Mais de duas mil mortes por dia em decorrência da pandemia do novo coronavírus, número de desempregados superando os recordes sinistros estabelecidos na grande crise de 1929, um sistema partidário que perde apoio mesmo entre suas bases mais tradicionais e um presidente que, além de contrariar abertamente a ciência, nunca perde uma oportunidade de dar uma declaração constrangedora e espalhafatosa. Mesmo tendo que lidar com todos esses percalços ao mesmo tempo, a burguesia americana não se esquece de manter os olhos bem abertos para aqueles que enxerga como seus adversários. E, no continente americano, a situação que mais incomoda Washington é a que se vê na Venezuela.
Para recolocar o país sul-americano sob seu controle direto, os estrategistas ianques jamais mediram esforços. Além de tentativas de golpe, imposição de sanções e isolamento regional, o governo dos EUA segue apoiando o famigerado boicote econômico ao governo de Caracas. A escassez de alimentos e outros víveres resultante dessa política criminosa reduziu drasticamente as condições de vida da maior parte dos venezuelanos. Essa e outras iniciativas, como o contínuo apoio ao desmoralizado Juan Guaidó, estão acima de qualquer disputa partidária em Washington, recebendo apoio unânime de republicanos e democratas, mesmo aqueles que se apresentam como “progressistas”. Como se vê, o imperialismo não entrou e jamais entrará em quarentena.
E é justamente no atual momento, quando toda a atenção do mundo está voltada ao impacto do coronavírus, bem como às medidas que podem ser tomadas para combatê-lo, que os imperialistas americanos se aproveitam para tentar desferir mais um golpe no país que é um dos maiores produtores de petróleo do mundo. No começo de abril, Donald Trump anunciou que iria dobrar as forças navais no Caribe e navios seriam posicionados próximos à costa venezuelana. A manobra militar foi apresentada como uma resposta ao crescente conluio entre o regime de Nicolás Maduro e os cartéis de drogas da região, que estariam usando o litoral da Venezuela como ponto de embarque de entorpecentes.

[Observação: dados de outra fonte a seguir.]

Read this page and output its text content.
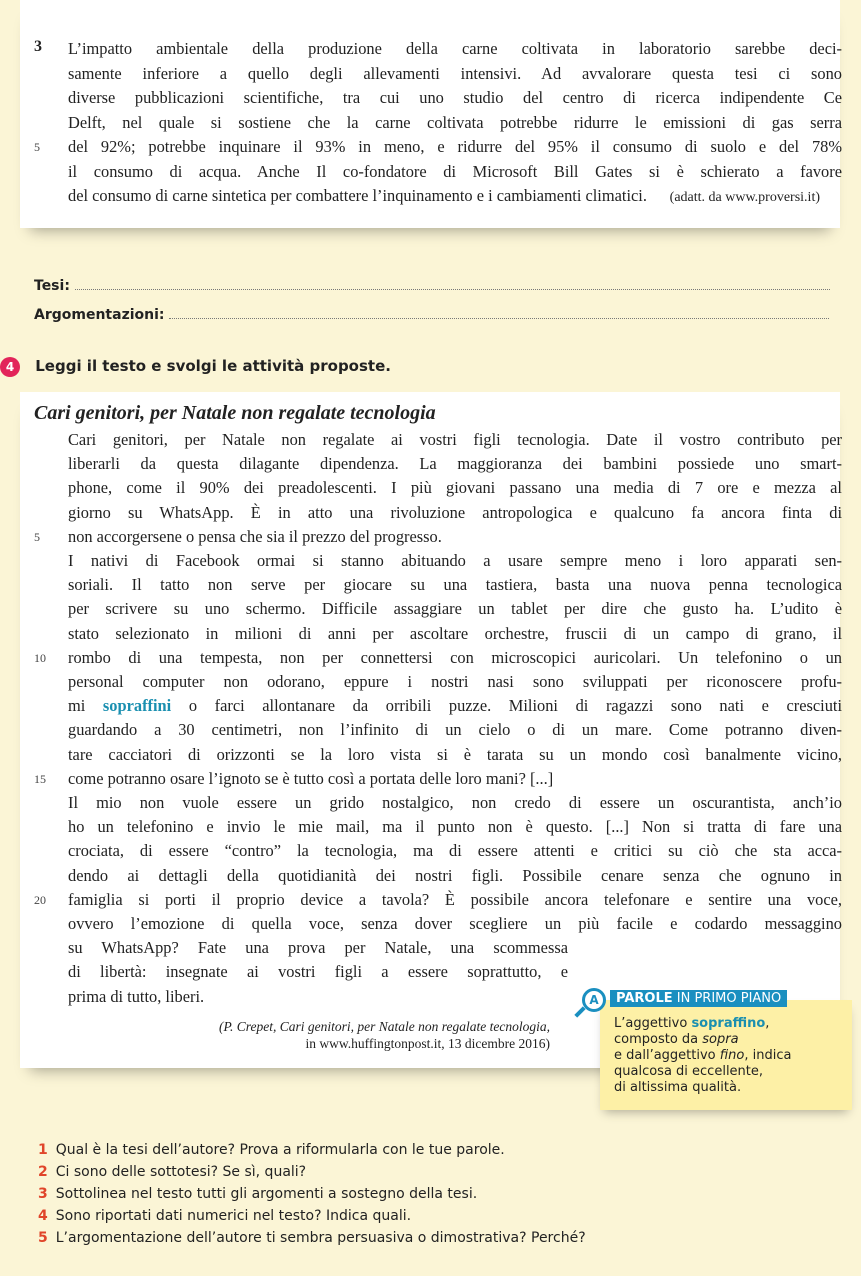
3 L’impatto ambientale della produzione della carne coltivata in laboratorio sarebbe deci-
samente inferiore a quello degli allevamenti intensivi. Ad avvalorare questa tesi ci sono
diverse pubblicazioni scientifiche, tra cui uno studio del centro di ricerca indipendente Ce
Delft, nel quale si sostiene che la carne coltivata potrebbe ridurre le emissioni di gas serra
5	del 92%; potrebbe inquinare il 93% in meno, e ridurre del 95% il consumo di suolo e del 78%
il consumo di acqua. Anche Il co-fondatore di Microsoft Bill Gates si è schierato a favore
del consumo di carne sintetica per combattere l’inquinamento e i cambiamenti climatici.	(adatt. da www.proversi.it)
Tesi:
Argomentazioni:
4 Leggi il testo e svolgi le attività proposte.
Cari genitori, per Natale non regalate tecnologia
Cari genitori, per Natale non regalate ai vostri figli tecnologia. Date il vostro contributo per
liberarli da questa dilagante dipendenza. La maggioranza dei bambini possiede uno smart-
phone, come il 90% dei preadolescenti. I più giovani passano una media di 7 ore e mezza al
giorno su WhatsApp. È in atto una rivoluzione antropologica e qualcuno fa ancora finta di
5	non accorgersene o pensa che sia il prezzo del progresso.
I nativi di Facebook ormai si stanno abituando a usare sempre meno i loro apparati sen-
soriali. Il tatto non serve per giocare su una tastiera, basta una nuova penna tecnologica
per scrivere su uno schermo. Difficile assaggiare un tablet per dire che gusto ha. L’udito è
stato selezionato in milioni di anni per ascoltare orchestre, fruscii di un campo di grano, il
10	rombo di una tempesta, non per connettersi con microscopici auricolari. Un telefonino o un
personal computer non odorano, eppure i nostri nasi sono sviluppati per riconoscere profu-
mi sopraffini o farci allontanare da orribili puzze. Milioni di ragazzi sono nati e cresciuti
guardando a 30 centimetri, non l’infinito di un cielo o di un mare. Come potranno diven-
tare cacciatori di orizzonti se la loro vista si è tarata su un mondo così banalmente vicino,
15	come potranno osare l’ignoto se è tutto così a portata delle loro mani? [...]
Il mio non vuole essere un grido nostalgico, non credo di essere un oscurantista, anch’io
ho un telefonino e invio le mie mail, ma il punto non è questo. [...] Non si tratta di fare una
crociata, di essere “contro” la tecnologia, ma di essere attenti e critici su ciò che sta acca-
dendo ai dettagli della quotidianità dei nostri figli. Possibile cenare senza che ognuno in
20	famiglia si porti il proprio device a tavola? È possibile ancora telefonare e sentire una voce,
ovvero l’emozione di quella voce, senza dover scegliere un più facile e codardo messaggino
su WhatsApp? Fate una prova per Natale, una scommessa
di libertà: insegnate ai vostri figli a essere soprattutto, e
prima di tutto, liberi.
(P. Crepet, Cari genitori, per Natale non regalate tecnologia,
in www.huffingtonpost.it, 13 dicembre 2016)
A	PAROLE IN PRIMO PIANO
L’aggettivo sopraffino,
composto da sopra
e dall’aggettivo fino, indica
qualcosa di eccellente,
di altissima qualità.
1 Qual è la tesi dell’autore? Prova a riformularla con le tue parole.
2 Ci sono delle sottotesi? Se sì, quali?
3 Sottolinea nel testo tutti gli argomenti a sostegno della tesi.
4 Sono riportati dati numerici nel testo? Indica quali.
5 L’argomentazione dell’autore ti sembra persuasiva o dimostrativa? Perché?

Independente da veracidade da acusação, é mais do que evidente que se trata de mais um pretexto para justificar o aperto do sítio ao povo venezuelano. Se o establishment americano estivesse realmente interessado em coibir o tráfico de drogas em direção ao seu território, deveria começar resolvendo as mazelas sociais e econômicas que arrastam milhões de jovens no seu próprio país para o consumo de drogas pesadas. E mesmo se intervenções externas fossem de fato úteis no combate ao narcotráfico, Washington deveria voltar seus olhos para o governo da Colômbia, talvez seu principal aliado na América do Sul. A produção de cocaína atual, ainda maior do que nos tempos de Pablo Escobar, tem sido utilizada tanto como desculpa para a repressão aos camponeses quanto como forma de enriquecimento fácil da oligarquia que zela pelos interesses americanos no país.

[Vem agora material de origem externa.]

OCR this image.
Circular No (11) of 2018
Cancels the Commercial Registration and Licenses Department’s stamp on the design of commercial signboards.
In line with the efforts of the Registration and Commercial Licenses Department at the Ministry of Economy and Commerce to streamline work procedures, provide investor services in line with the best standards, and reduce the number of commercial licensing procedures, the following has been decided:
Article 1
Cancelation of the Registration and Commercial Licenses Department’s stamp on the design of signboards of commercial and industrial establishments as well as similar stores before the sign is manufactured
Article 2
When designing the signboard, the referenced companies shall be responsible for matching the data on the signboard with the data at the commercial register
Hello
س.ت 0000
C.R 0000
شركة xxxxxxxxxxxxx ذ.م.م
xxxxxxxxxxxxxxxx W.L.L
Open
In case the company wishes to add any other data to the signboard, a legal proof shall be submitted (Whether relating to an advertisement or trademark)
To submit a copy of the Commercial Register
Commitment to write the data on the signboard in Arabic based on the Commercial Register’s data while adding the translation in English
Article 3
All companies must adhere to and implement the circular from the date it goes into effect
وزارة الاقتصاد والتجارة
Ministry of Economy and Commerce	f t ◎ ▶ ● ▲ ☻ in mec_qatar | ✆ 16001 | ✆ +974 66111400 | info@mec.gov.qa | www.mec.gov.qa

Portanto, uma suposta associação ao tráfico de drogas, ainda que exista em qualquer medida, está longe de ser o real motivo por detrás das ações de Washington. O imperialismo americano investe mais uma vez contra a Venezuela porque quer destruir o legado de anos de mobilizações populares e conquistas sociais que começaram com a ascensão de Hugo Chavez ao poder em 2003. Seu sucessor, o sindicalista Nicolás Maduro, tem feito de tudo para minar todo o progresso obtido pelas massas venezuelanas nos últimos anos, agindo em prol dos interesses da casta burocrática que representa, atualmente, o grande obstáculo no caminho da revolução. Por seu firme comprometimento com a burocracia do PSUV, que sustenta sua existência na manutenção da ordem burguesa na Venezuela, Maduro termina por prestar uma enorme contribuição às ações do imperialismo contra seu próprio país.

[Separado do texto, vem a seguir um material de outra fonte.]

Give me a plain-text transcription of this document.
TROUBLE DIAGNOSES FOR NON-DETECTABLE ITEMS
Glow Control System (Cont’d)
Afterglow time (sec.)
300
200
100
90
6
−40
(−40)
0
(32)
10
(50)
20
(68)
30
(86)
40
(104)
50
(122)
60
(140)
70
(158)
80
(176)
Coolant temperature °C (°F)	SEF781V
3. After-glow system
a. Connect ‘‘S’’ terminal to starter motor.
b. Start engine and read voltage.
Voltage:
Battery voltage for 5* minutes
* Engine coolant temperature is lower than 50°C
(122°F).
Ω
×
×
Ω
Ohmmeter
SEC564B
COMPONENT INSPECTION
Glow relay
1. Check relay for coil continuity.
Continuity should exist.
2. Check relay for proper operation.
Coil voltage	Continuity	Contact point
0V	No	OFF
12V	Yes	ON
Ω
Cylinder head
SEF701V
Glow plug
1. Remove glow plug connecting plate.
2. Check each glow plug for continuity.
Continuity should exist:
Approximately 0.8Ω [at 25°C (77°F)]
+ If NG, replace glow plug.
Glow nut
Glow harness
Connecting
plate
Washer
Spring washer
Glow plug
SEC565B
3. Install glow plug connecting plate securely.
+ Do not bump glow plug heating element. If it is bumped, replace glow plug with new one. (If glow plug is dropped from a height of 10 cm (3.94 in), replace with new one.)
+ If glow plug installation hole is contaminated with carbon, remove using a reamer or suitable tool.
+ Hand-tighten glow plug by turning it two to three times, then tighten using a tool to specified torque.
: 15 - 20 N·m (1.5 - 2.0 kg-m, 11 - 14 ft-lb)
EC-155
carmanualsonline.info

Contudo, a crise existencial do sistema capitalista, que ganhou contornos ainda mais dramáticos com o início da pandemia de Covid-19, mudou todos os fatores da geopolítica internacional, inclusive a capacidade do imperialismo americano de fazer valer seus desejos ao redor do mundo. Os trabalhadores e a juventude norte-americanos estão traumatizados com as recentes e custosas aventuras no Afeganistão e no Iraque e não desejam repetir a experiência, ainda mais no próprio continente. Da mesma forma, o proletariado venezuelano não tardará a concluir que somente uma luta contra toda a ordem capitalista no país, o que inclui Maduro e sua burocracia, pode oferecer uma saída e acabar com o estado de sítio imposto pelo imperialismo e a oligarquia local. Em suma, o desenrolar dos eventos da crise levarão à mesma conclusão nos Estados Unidos, na Venezuela e no resto do mundo: o problema é o capitalismo.